Colorado Politics

SENGENBERGER | Polis (not Trump) would privatize mail







Jimmy Sengenberger

Jimmy Sengenberger



For months, Democrats have shouted that President Trump wants to “destroy the Post Office” and/or privatize it. Congressional Democrats first pushed for a USPS bailout in April; as Republicans and the Trump administration resisted, the Democrats started crying more about this supposed anti-USPS agenda.

Now, as we get closer to November, they’ve ramped up these attacks.  Last week, Speaker Nancy Pelosi falsely claimed Republicans, led by Trump, are “trying to undo” USPS because “they want to interfere with the election.  But,” she added, “they’ve been after the post office for a while. Why? Because they want to privatize it.”

Yet, Trump has never once suggested USPS be privatized.  On the contrary, in 2018, his Postal Reform Commission suggested a number of changes. Not one included privatization.

In contrast, when it comes to advocating USPS privatization, Pelosi need look no further than her former colleague, Jared Polis. 

In 2001, Gov. Polis, then on the State Board of Education, published an extensive issue paper for the Independence Institute, “Privatizing and Eliminating the Monopoly of the United States Postal Service.”  It is one of the strongest, most effective arguments for privatization you’ll find.

“USPS is hamstrung by a pseudo-governmental status that stifles innovation and excellence in both itself and the competition,” Polis begins.  “Through inertia and intransigence, USPS remains owned by the United States government, which also grants it a monopoly in key categories, including home mailbox delivery.”

He wants to “end all monopolistic protections and special treatment enjoyed by USPS” and to “transfer the capital stock of USPS into private hands more capable of exercising meaningful diligence and improving operating efficiency, thus allowing the profits and stock appreciation to accrue to the benefit of the employees and other shareholders.”

Polis explores the historical evolution of USPS and points out that, while the Constitution gives Congress postal powers, the Framers “did not mandate that the federal government actually perform mail deliveries.” 

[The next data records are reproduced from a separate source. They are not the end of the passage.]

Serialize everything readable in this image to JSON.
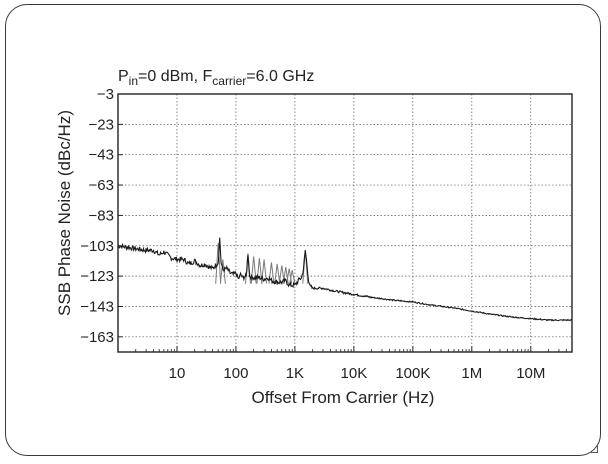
{
  "chart_data": {
    "type": "line",
    "title": {
      "prefix": "P",
      "sub1": "in",
      "middle": "=0 dBm, F",
      "sub2": "carrier",
      "suffix": "=6.0 GHz"
    },
    "xlabel": "Offset From Carrier (Hz)",
    "ylabel": "SSB Phase Noise (dBc/Hz)",
    "x_scale": "log",
    "xlim": [
      1,
      50000000
    ],
    "ylim": [
      -173,
      -3
    ],
    "y_ticks": [
      -3,
      -23,
      -43,
      -63,
      -83,
      -103,
      -123,
      -143,
      -163
    ],
    "x_ticks": [
      {
        "value": 10,
        "label": "10"
      },
      {
        "value": 100,
        "label": "100"
      },
      {
        "value": 1000,
        "label": "1K"
      },
      {
        "value": 10000,
        "label": "10K"
      },
      {
        "value": 100000,
        "label": "100K"
      },
      {
        "value": 1000000,
        "label": "1M"
      },
      {
        "value": 10000000,
        "label": "10M"
      }
    ],
    "grid": true,
    "series": [
      {
        "values": [
          [
            1,
            -103
          ],
          [
            1.5,
            -104
          ],
          [
            2,
            -105
          ],
          [
            3,
            -106
          ],
          [
            4,
            -106
          ],
          [
            5,
            -109
          ],
          [
            6,
            -107
          ],
          [
            8,
            -111
          ],
          [
            10,
            -112
          ],
          [
            13,
            -112
          ],
          [
            16,
            -115
          ],
          [
            20,
            -113
          ],
          [
            25,
            -116
          ],
          [
            30,
            -115
          ],
          [
            35,
            -117
          ],
          [
            40,
            -118
          ],
          [
            45,
            -116
          ],
          [
            50,
            -114
          ],
          [
            53,
            -98
          ],
          [
            56,
            -114
          ],
          [
            60,
            -119
          ],
          [
            70,
            -118
          ],
          [
            80,
            -121
          ],
          [
            90,
            -122
          ],
          [
            100,
            -121
          ],
          [
            110,
            -125
          ],
          [
            120,
            -122
          ],
          [
            130,
            -124
          ],
          [
            150,
            -123
          ],
          [
            160,
            -108
          ],
          [
            170,
            -123
          ],
          [
            200,
            -124
          ],
          [
            250,
            -124
          ],
          [
            300,
            -125
          ],
          [
            350,
            -124
          ],
          [
            400,
            -126
          ],
          [
            500,
            -127
          ],
          [
            600,
            -127
          ],
          [
            700,
            -126
          ],
          [
            800,
            -129
          ],
          [
            1000,
            -129
          ],
          [
            1200,
            -125
          ],
          [
            1300,
            -124
          ],
          [
            1400,
            -118
          ],
          [
            1500,
            -106
          ],
          [
            1600,
            -115
          ],
          [
            1700,
            -125
          ],
          [
            1800,
            -130
          ],
          [
            2000,
            -131
          ],
          [
            3000,
            -131
          ],
          [
            5000,
            -133
          ],
          [
            10000,
            -135
          ],
          [
            20000,
            -137
          ],
          [
            50000,
            -139
          ],
          [
            100000,
            -140
          ],
          [
            200000,
            -142
          ],
          [
            500000,
            -144
          ],
          [
            1000000,
            -146
          ],
          [
            2000000,
            -148
          ],
          [
            5000000,
            -150
          ],
          [
            10000000,
            -151
          ],
          [
            20000000,
            -152
          ],
          [
            50000000,
            -152
          ]
        ]
      }
    ],
    "trace_color": "#1a1a1a",
    "spur_color": "#7a7a7a",
    "spurs": [
      {
        "x": 50,
        "y": -101
      },
      {
        "x": 60,
        "y": -112
      },
      {
        "x": 160,
        "y": -108
      },
      {
        "x": 200,
        "y": -110
      },
      {
        "x": 250,
        "y": -111
      },
      {
        "x": 300,
        "y": -112
      },
      {
        "x": 400,
        "y": -114
      },
      {
        "x": 500,
        "y": -115
      },
      {
        "x": 600,
        "y": -116
      },
      {
        "x": 700,
        "y": -117
      },
      {
        "x": 800,
        "y": -118
      },
      {
        "x": 900,
        "y": -119
      },
      {
        "x": 1500,
        "y": -106
      }
    ]
  }
}
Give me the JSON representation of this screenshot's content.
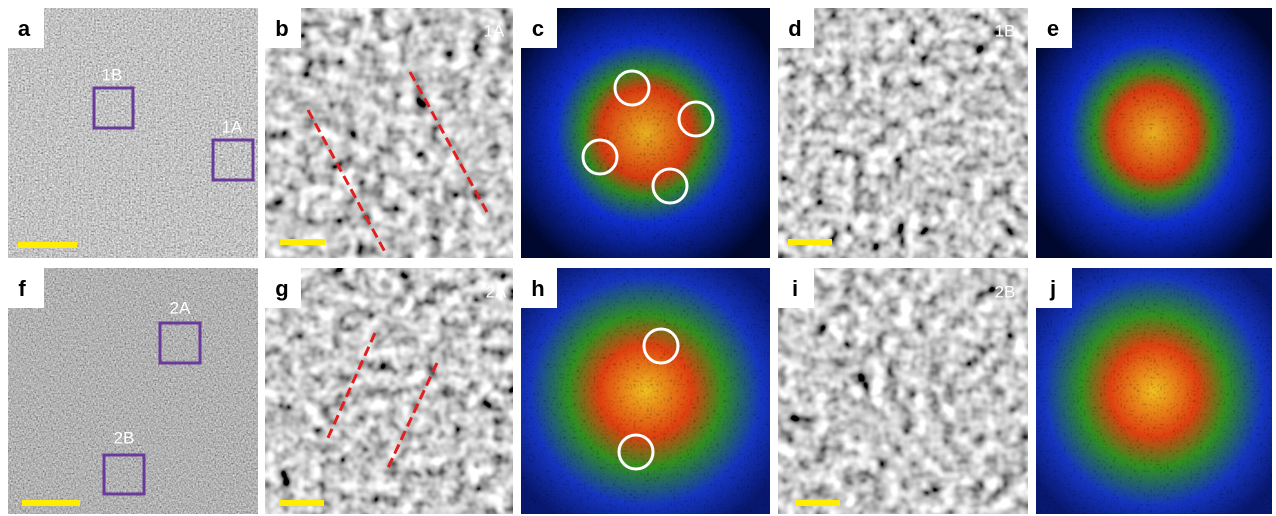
{
  "panels": [
    {
      "letter": "a",
      "regions": [
        "1B",
        "1A"
      ]
    },
    {
      "letter": "b",
      "label": "1A"
    },
    {
      "letter": "c"
    },
    {
      "letter": "d",
      "label": "1B"
    },
    {
      "letter": "e"
    },
    {
      "letter": "f",
      "regions": [
        "2A",
        "2B"
      ]
    },
    {
      "letter": "g",
      "label": "2A"
    },
    {
      "letter": "h"
    },
    {
      "letter": "i",
      "label": "2B"
    },
    {
      "letter": "j"
    }
  ]
}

The paper contends that, since USPS was revamped in 1970, the internet has drastically decreased the need for traditional mail delivery and requires innovation.  Polis quotes Ruth Goldway, then a member of the Postal Rate Commission: “Why would a consumer advocate and liberal Democrat push to privatize the Postal Service with 900,000 government employees?  Simple: Because it would be the best way to save the institution from oblivion and put government resources to their most efficient and socially responsible use.”

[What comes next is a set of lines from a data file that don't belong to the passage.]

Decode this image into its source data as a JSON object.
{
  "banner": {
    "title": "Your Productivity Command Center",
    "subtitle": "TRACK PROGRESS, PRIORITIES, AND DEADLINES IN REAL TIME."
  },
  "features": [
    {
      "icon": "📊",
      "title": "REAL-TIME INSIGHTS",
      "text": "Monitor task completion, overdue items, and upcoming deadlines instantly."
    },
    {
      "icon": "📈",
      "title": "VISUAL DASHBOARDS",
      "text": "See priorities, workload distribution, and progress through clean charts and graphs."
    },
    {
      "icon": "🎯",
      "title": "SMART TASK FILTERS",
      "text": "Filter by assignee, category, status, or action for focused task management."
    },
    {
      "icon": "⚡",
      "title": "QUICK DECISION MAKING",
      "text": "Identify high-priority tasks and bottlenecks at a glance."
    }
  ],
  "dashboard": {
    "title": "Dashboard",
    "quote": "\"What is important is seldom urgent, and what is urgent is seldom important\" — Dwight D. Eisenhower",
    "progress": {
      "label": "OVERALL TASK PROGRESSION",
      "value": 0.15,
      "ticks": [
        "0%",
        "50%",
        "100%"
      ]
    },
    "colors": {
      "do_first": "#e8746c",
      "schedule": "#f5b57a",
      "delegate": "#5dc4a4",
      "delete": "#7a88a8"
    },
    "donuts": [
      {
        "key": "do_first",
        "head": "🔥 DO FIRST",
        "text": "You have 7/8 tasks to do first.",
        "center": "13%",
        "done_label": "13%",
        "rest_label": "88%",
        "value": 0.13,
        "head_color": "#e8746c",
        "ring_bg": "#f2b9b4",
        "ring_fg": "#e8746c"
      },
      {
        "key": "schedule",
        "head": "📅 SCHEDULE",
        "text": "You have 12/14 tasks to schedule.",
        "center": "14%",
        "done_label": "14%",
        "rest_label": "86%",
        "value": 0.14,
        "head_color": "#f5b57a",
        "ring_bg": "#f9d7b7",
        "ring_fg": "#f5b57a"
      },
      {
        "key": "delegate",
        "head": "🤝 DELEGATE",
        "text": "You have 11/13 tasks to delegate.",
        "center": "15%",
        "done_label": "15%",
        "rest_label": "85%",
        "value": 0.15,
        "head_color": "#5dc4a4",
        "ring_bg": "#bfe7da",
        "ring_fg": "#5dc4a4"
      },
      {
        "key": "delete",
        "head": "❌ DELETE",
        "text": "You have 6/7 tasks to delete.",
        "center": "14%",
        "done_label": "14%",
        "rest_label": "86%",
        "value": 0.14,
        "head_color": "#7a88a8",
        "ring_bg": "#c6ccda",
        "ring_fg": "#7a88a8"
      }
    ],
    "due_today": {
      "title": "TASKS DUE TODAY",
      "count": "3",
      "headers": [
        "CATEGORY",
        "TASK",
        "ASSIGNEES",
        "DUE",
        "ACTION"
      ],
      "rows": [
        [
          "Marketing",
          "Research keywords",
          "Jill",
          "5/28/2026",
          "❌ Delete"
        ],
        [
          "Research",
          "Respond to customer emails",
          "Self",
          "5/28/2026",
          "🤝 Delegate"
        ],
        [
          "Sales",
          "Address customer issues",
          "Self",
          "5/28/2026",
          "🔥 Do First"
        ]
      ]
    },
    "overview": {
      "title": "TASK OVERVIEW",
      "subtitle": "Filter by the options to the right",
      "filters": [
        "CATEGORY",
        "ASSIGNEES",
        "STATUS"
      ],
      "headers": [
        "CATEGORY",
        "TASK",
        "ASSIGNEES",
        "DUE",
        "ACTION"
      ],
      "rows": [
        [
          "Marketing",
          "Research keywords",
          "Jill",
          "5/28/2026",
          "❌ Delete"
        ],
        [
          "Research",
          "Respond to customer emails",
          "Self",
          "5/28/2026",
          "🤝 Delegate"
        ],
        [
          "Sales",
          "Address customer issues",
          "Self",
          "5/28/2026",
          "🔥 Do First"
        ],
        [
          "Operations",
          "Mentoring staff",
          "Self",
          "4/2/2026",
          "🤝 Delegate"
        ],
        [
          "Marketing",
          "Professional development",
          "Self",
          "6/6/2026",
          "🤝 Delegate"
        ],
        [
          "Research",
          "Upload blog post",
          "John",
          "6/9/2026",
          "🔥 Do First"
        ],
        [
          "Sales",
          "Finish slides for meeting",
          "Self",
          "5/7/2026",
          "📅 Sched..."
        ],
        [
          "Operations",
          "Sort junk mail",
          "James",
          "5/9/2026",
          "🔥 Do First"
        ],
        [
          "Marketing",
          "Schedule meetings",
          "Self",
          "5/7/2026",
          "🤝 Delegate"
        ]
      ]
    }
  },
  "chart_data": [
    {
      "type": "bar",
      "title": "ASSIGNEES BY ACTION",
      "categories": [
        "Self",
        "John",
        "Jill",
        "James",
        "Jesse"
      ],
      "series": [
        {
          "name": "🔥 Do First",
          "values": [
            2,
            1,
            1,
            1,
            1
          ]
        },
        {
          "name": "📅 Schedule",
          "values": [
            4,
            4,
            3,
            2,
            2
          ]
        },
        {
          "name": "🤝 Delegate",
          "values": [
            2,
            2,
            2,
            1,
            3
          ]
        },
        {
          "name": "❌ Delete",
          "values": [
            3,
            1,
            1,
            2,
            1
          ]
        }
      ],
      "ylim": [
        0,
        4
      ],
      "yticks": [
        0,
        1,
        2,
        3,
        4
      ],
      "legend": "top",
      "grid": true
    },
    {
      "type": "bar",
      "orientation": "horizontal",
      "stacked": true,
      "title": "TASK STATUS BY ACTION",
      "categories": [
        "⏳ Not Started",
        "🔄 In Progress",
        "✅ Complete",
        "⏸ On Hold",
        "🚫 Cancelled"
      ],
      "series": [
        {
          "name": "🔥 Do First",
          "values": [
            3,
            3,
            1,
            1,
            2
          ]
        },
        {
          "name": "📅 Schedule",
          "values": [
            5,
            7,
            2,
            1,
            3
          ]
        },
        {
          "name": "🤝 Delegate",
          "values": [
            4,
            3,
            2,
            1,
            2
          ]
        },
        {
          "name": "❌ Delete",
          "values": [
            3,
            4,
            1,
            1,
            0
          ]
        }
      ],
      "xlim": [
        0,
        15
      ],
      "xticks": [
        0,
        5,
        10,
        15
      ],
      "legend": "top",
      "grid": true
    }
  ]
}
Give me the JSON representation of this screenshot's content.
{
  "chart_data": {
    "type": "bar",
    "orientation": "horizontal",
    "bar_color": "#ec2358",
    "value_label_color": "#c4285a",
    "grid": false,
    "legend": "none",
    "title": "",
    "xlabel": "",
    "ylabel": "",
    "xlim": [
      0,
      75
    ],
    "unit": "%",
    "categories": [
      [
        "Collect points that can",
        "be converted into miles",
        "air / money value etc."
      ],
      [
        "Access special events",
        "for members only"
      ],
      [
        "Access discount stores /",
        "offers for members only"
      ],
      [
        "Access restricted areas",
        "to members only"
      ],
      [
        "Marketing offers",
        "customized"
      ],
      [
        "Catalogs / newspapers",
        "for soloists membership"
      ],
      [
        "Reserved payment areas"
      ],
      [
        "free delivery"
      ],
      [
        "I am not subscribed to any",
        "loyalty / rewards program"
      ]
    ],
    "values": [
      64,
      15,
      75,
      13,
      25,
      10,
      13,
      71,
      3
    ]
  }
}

Polis tackles the “great dangers” that “USPS as a government-owned monopoly” poses “to itself and others.”  He discusses their “preferential treatment before the law,” including exemptions from local zoning laws, vehicle registration costs and most federal, state and local taxes; its power to take private property using eminent domain, and its “damaging” ability to regulate its own competition. 

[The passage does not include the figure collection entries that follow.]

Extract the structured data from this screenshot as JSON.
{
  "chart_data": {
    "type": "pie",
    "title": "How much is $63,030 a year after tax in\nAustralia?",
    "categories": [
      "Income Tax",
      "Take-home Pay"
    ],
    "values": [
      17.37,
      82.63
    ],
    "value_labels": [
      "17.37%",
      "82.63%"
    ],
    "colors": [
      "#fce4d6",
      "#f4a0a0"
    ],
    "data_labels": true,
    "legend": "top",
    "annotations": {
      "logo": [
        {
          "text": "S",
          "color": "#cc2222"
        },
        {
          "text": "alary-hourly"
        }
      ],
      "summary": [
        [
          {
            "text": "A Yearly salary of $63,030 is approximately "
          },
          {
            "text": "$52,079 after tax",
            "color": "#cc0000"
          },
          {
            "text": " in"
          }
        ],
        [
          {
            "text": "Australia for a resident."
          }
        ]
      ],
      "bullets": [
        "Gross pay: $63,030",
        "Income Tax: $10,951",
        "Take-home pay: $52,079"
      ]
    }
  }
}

There are “tradeoffs,” however, like “restrictions that place it at a disadvantage relative to its private competition.”  For example, USPS must endure a multiyear bureaucratic process to raise prices or negotiate deals with private companies.  In essence, USPS has harmful competitive advantages, but its hands are tied as a quasi-government agency. 

Polis’s paper highlights other Western countries that partially or wholly privatized their postal services and counters the idea “that we should subsidize the postal industry to provide services any better or more cheaply than the market equilibrium would provide given the optimal allocation of resources by the market itself.”

The Democrat’s bottom line: We must “move quickly to privatize and de-monopolize USPS…(W)aiting to act would decrease the market value of USPS and result in less return to the taxpayers and employees when it is ultimately sold or liquidated; privatization should be done now, while USPS still has valuable assets.” 

You might counter, “This was 19 years ago.  Surely Polis has changed his mind.”  Yet on April 28, 2016, while in Congress, he tweeted a Cato Institute article arguing for “Privatizing the U.S. Postal Service.”  

Why would a congressman, who had published his own paper advocating for privatization 15 years earlier, share an article making that very case on Twitter?

Because he still believes it.  And in reality, the state of the Post Office has only deteriorated since 2001, meaning Polis’s arguments are even more salient now than then.

So, let’s keep in mind that privatizing and de-monopolizing USPS is a bipartisan idea.  Donald Trump and Nancy Pelosi don’t want it, but Jared Polis and Jimmy Sengenberger sure do.